Hi. I am writing a python equivalent of omindex (we are using scriptindex currently - but I wanted to use omindex instead, and extend it to work with our internal file format.. BUT did not want to compile code if possible... so anyway). I have tried to keep the code as close to possible to the omindex native code, but am facing a bit of confusion: what exactly is the reason for omindex to take in a base directory AND a subdirectory. In other words, what scenario is possible that cannot be covered by just passing in a directory and a corresponding mapping to the url. * I _know_ there was something I read somewhere about this - but could not find it when I needed it (now). If someone has a link, that would help as well. ** I am wondering if the tool would be interesting/usable to anyone else - please let me know if so. Right now I am only trying for html support, but once this works, adding in other file format support should be as easy as adding it to the native omindex if not more so (I hope ;) ) Thanks, Srijon.
Sirjon, I'd be happy to work on a python omindex.
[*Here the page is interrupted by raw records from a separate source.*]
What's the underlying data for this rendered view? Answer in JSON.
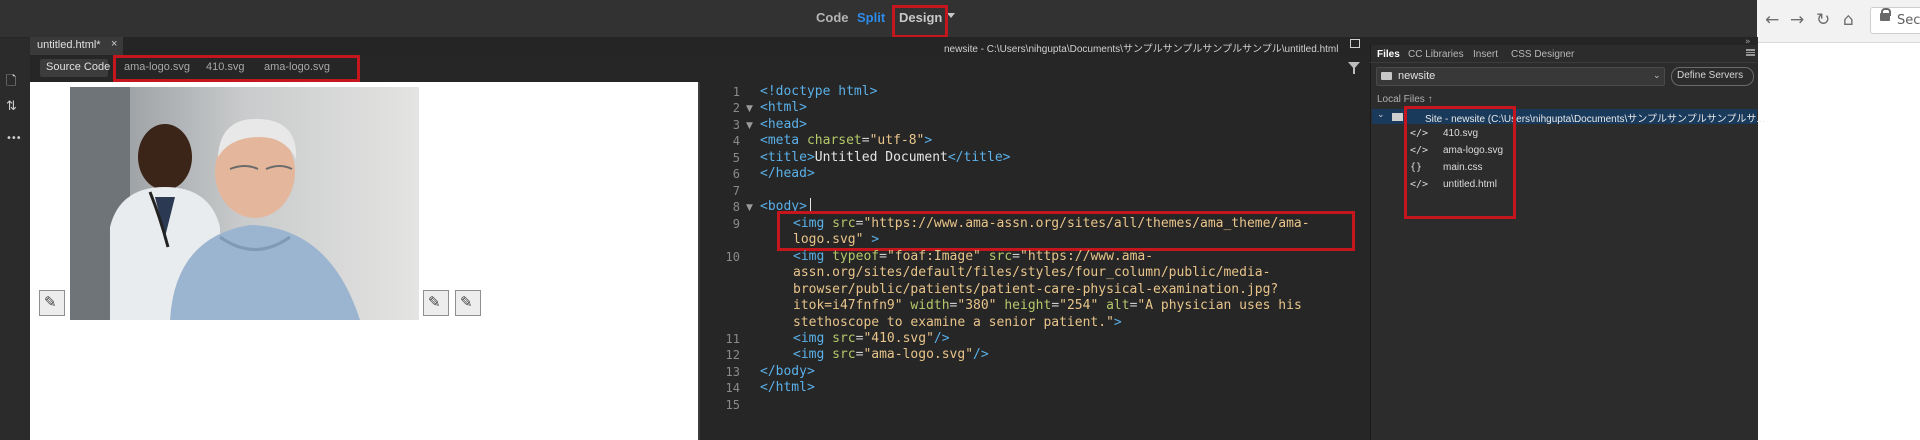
{
  "mode_bar": {
    "code_label": "Code",
    "split_label": "Split",
    "design_label": "Design"
  },
  "document": {
    "tab_label": "untitled.html*",
    "tab_close": "×",
    "path": "newsite - C:\\Users\\nihgupta\\Documents\\サンプルサンプルサンプルサンプル\\untitled.html"
  },
  "related_files": {
    "source_code_label": "Source Code",
    "files": [
      "ama-logo.svg",
      "410.svg",
      "ama-logo.svg"
    ]
  },
  "left_toolbar": {
    "file_icon": "file-icon",
    "sort_icon": "sort-icon",
    "more_label": "•••"
  },
  "design_view": {
    "image_alt": "A physician uses his stethoscope to examine a senior patient."
  },
  "code_view": {
    "line_numbers": [
      "1",
      "2",
      "3",
      "4",
      "5",
      "6",
      "7",
      "8",
      "9",
      "",
      "10",
      "",
      "",
      "",
      "",
      "11",
      "12",
      "13",
      "14",
      "15"
    ]
  },
  "files_panel": {
    "tabs": [
      "Files",
      "CC Libraries",
      "Insert",
      "CSS Designer"
    ],
    "site_name": "newsite",
    "define_servers_label": "Define Servers",
    "local_files_label": "Local Files ↑",
    "site_root_label": "Site - newsite (C:\\Users\\nihgupta\\Documents\\サンプルサンプルサンプルサ...",
    "files": [
      {
        "icon": "</>",
        "name": "410.svg"
      },
      {
        "icon": "</>",
        "name": "ama-logo.svg"
      },
      {
        "icon": "{}",
        "name": "main.css"
      },
      {
        "icon": "</>",
        "name": "untitled.html"
      }
    ]
  },
  "browser": {
    "omnibox_text": "Secu"
  },
  "colors": {
    "accent": "#2d8ceb",
    "highlight_box": "#c4161c",
    "code_bg": "#262626"
  }
}
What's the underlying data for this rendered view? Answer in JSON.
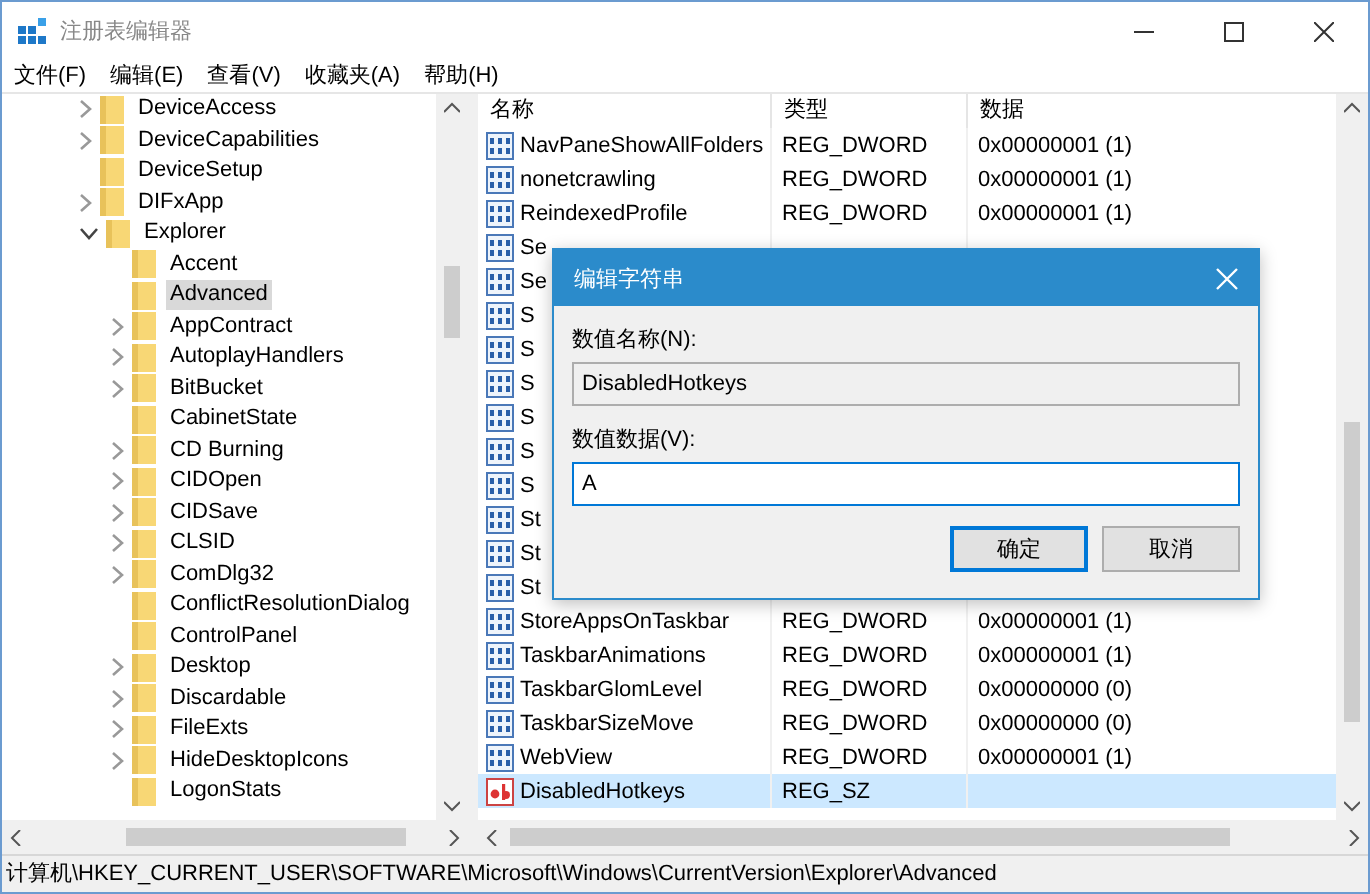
{
  "window": {
    "title": "注册表编辑器"
  },
  "menu": [
    "文件(F)",
    "编辑(E)",
    "查看(V)",
    "收藏夹(A)",
    "帮助(H)"
  ],
  "tree": [
    {
      "label": "DeviceAccess",
      "expanded": false,
      "selected": false
    },
    {
      "label": "DeviceCapabilities",
      "expanded": false,
      "selected": false
    },
    {
      "label": "DeviceSetup",
      "selected": false
    },
    {
      "label": "DIFxApp",
      "expanded": false,
      "selected": false
    },
    {
      "label": "Explorer",
      "expanded": true,
      "selected": false,
      "children": [
        {
          "label": "Accent",
          "selected": false
        },
        {
          "label": "Advanced",
          "selected": true
        },
        {
          "label": "AppContract",
          "expanded": false,
          "selected": false
        },
        {
          "label": "AutoplayHandlers",
          "expanded": false,
          "selected": false
        },
        {
          "label": "BitBucket",
          "expanded": false,
          "selected": false
        },
        {
          "label": "CabinetState",
          "selected": false
        },
        {
          "label": "CD Burning",
          "expanded": false,
          "selected": false
        },
        {
          "label": "CIDOpen",
          "expanded": false,
          "selected": false
        },
        {
          "label": "CIDSave",
          "expanded": false,
          "selected": false
        },
        {
          "label": "CLSID",
          "expanded": false,
          "selected": false
        },
        {
          "label": "ComDlg32",
          "expanded": false,
          "selected": false
        },
        {
          "label": "ConflictResolutionDialog",
          "selected": false
        },
        {
          "label": "ControlPanel",
          "selected": false
        },
        {
          "label": "Desktop",
          "expanded": false,
          "selected": false
        },
        {
          "label": "Discardable",
          "expanded": false,
          "selected": false
        },
        {
          "label": "FileExts",
          "expanded": false,
          "selected": false
        },
        {
          "label": "HideDesktopIcons",
          "expanded": false,
          "selected": false
        },
        {
          "label": "LogonStats",
          "selected": false
        }
      ]
    }
  ],
  "table": {
    "columns": [
      "名称",
      "类型",
      "数据"
    ],
    "rows": [
      {
        "kind": "dword",
        "name": "NavPaneShowAllFolders",
        "type": "REG_DWORD",
        "data": "0x00000001 (1)",
        "selected": false
      },
      {
        "kind": "dword",
        "name": "nonetcrawling",
        "type": "REG_DWORD",
        "data": "0x00000001 (1)",
        "selected": false
      },
      {
        "kind": "dword",
        "name": "ReindexedProfile",
        "type": "REG_DWORD",
        "data": "0x00000001 (1)",
        "selected": false
      },
      {
        "kind": "dword",
        "name": "Se",
        "selected": false
      },
      {
        "kind": "dword",
        "name": "Se",
        "selected": false
      },
      {
        "kind": "dword",
        "name": "S",
        "selected": false
      },
      {
        "kind": "dword",
        "name": "S",
        "selected": false
      },
      {
        "kind": "dword",
        "name": "S",
        "selected": false
      },
      {
        "kind": "dword",
        "name": "S",
        "selected": false
      },
      {
        "kind": "dword",
        "name": "S",
        "selected": false
      },
      {
        "kind": "dword",
        "name": "S",
        "selected": false
      },
      {
        "kind": "dword",
        "name": "St",
        "selected": false
      },
      {
        "kind": "dword",
        "name": "St",
        "selected": false
      },
      {
        "kind": "dword",
        "name": "St",
        "selected": false
      },
      {
        "kind": "dword",
        "name": "StoreAppsOnTaskbar",
        "type": "REG_DWORD",
        "data": "0x00000001 (1)",
        "selected": false
      },
      {
        "kind": "dword",
        "name": "TaskbarAnimations",
        "type": "REG_DWORD",
        "data": "0x00000001 (1)",
        "selected": false
      },
      {
        "kind": "dword",
        "name": "TaskbarGlomLevel",
        "type": "REG_DWORD",
        "data": "0x00000000 (0)",
        "selected": false
      },
      {
        "kind": "dword",
        "name": "TaskbarSizeMove",
        "type": "REG_DWORD",
        "data": "0x00000000 (0)",
        "selected": false
      },
      {
        "kind": "dword",
        "name": "WebView",
        "type": "REG_DWORD",
        "data": "0x00000001 (1)",
        "selected": false
      },
      {
        "kind": "sz",
        "name": "DisabledHotkeys",
        "type": "REG_SZ",
        "selected": true
      }
    ]
  },
  "dialog": {
    "title": "编辑字符串",
    "name_label": "数值名称(N):",
    "name_value": "DisabledHotkeys",
    "data_label": "数值数据(V):",
    "data_value": "A",
    "ok": "确定",
    "cancel": "取消"
  },
  "status_bar": "计算机\\HKEY_CURRENT_USER\\SOFTWARE\\Microsoft\\Windows\\CurrentVersion\\Explorer\\Advanced"
}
Srijon Biswas wrote:> Hi. > > I am writing a python equivalent of omindex (we are using scriptindex > currently - but I wanted to use omindex instead, and extend it to work with > our internal file format.. BUT did not want to compile code if possible... > so anyway). > > I have tried to keep the code as close to possible to the omindex native > code, but am facing a bit of confusion: what exactly is the reason for > omindex to take in a base directory AND a subdirectory. In other words, what > scenario is possible that cannot be covered by just passing in a directory > and a corresponding mapping to the url. > > * I _know_ there was something I read somewhere about this - but could not > find it when I needed it (now). If someone has a link, that would help as > well. > ** I am wondering if the tool would be interesting/usable to anyone else - > please let me know if so. Right now I am only trying for html support, but > once this works, adding in other file format support should be as easy as > adding it to the native omindex if not more so (I hope ;) ) > > Thanks, > Srijon. > _______________________________________________ > Xapian-discuss mailing list > Xapian-discuss at lists.xapian.org > http://lists.xapian.org/mailman/listinfo/xapian-discuss >
On Tue, May 19, 2009 at 02:00:21PM +0100, Srijon Biswas wrote:> I have tried to keep the code as close to possible to the omindex native > code, but am facing a bit of confusion: what exactly is the reason for > omindex to take in a base directory AND a subdirectory. In other words, what > scenario is possible that cannot be covered by just passing in a directory > and a corresponding mapping to the url.This is the `sites` concept of omindex. I believe these days it's mainly useful when your URI space maps onto several different parts of your file system. You can also use it to index multiple different websites (ie on different hostnames) in one database. I think it also makes it a little easier to generate correct URIs, although this could be done in another way if it were the only issue. J -- James Aylett talktorex.co.uk - xapian.org - uncertaintydivision.org
Hi Srijon,> I have tried to keep the code as close to possible to the omindex native > code, but am facing a bit of confusion: what exactly is the reason for > omindex to take in a base directory AND a subdirectory. In other words, what > scenario is possible that cannot be covered by just passing in a directory > and a corresponding mapping to the url. > > * I _know_ there was something I read somewhere about this - but could not > find it when I needed it (now). If someone has a link, that would help as > well.As james said, it's the "sites" concept of omindex that is described on the Omega overview page: http://www.xapian.org/docs/omega/overview.html I actually used this to divide my indexing of large directory trees, to avoid omindex eating up all my computer's memory and then failing to index some documents, when it had to do a large tree in one single pass. It proved useful. Eric ATIS Uher S.A. CH 2046 Fontaines ________________________________________________________________________________________________ This message is confidential. It may also be privileged or otherwise protected by work product immunity or other legal rules. If you have received this message by mistake please let us know by reply and then delete it from your system; you should not copy it or disclose its contents to anyone. All messages sent to and from ATIS Uher S.A. may be monitored to ensure compliance with internal policies and to protect our business. E-Mails are not secure and cannot be guaranteed to be error free as they can be intercepted, amended, lost or destroyed. Anyone who communicates with us by e-mail is taken to accept these risks.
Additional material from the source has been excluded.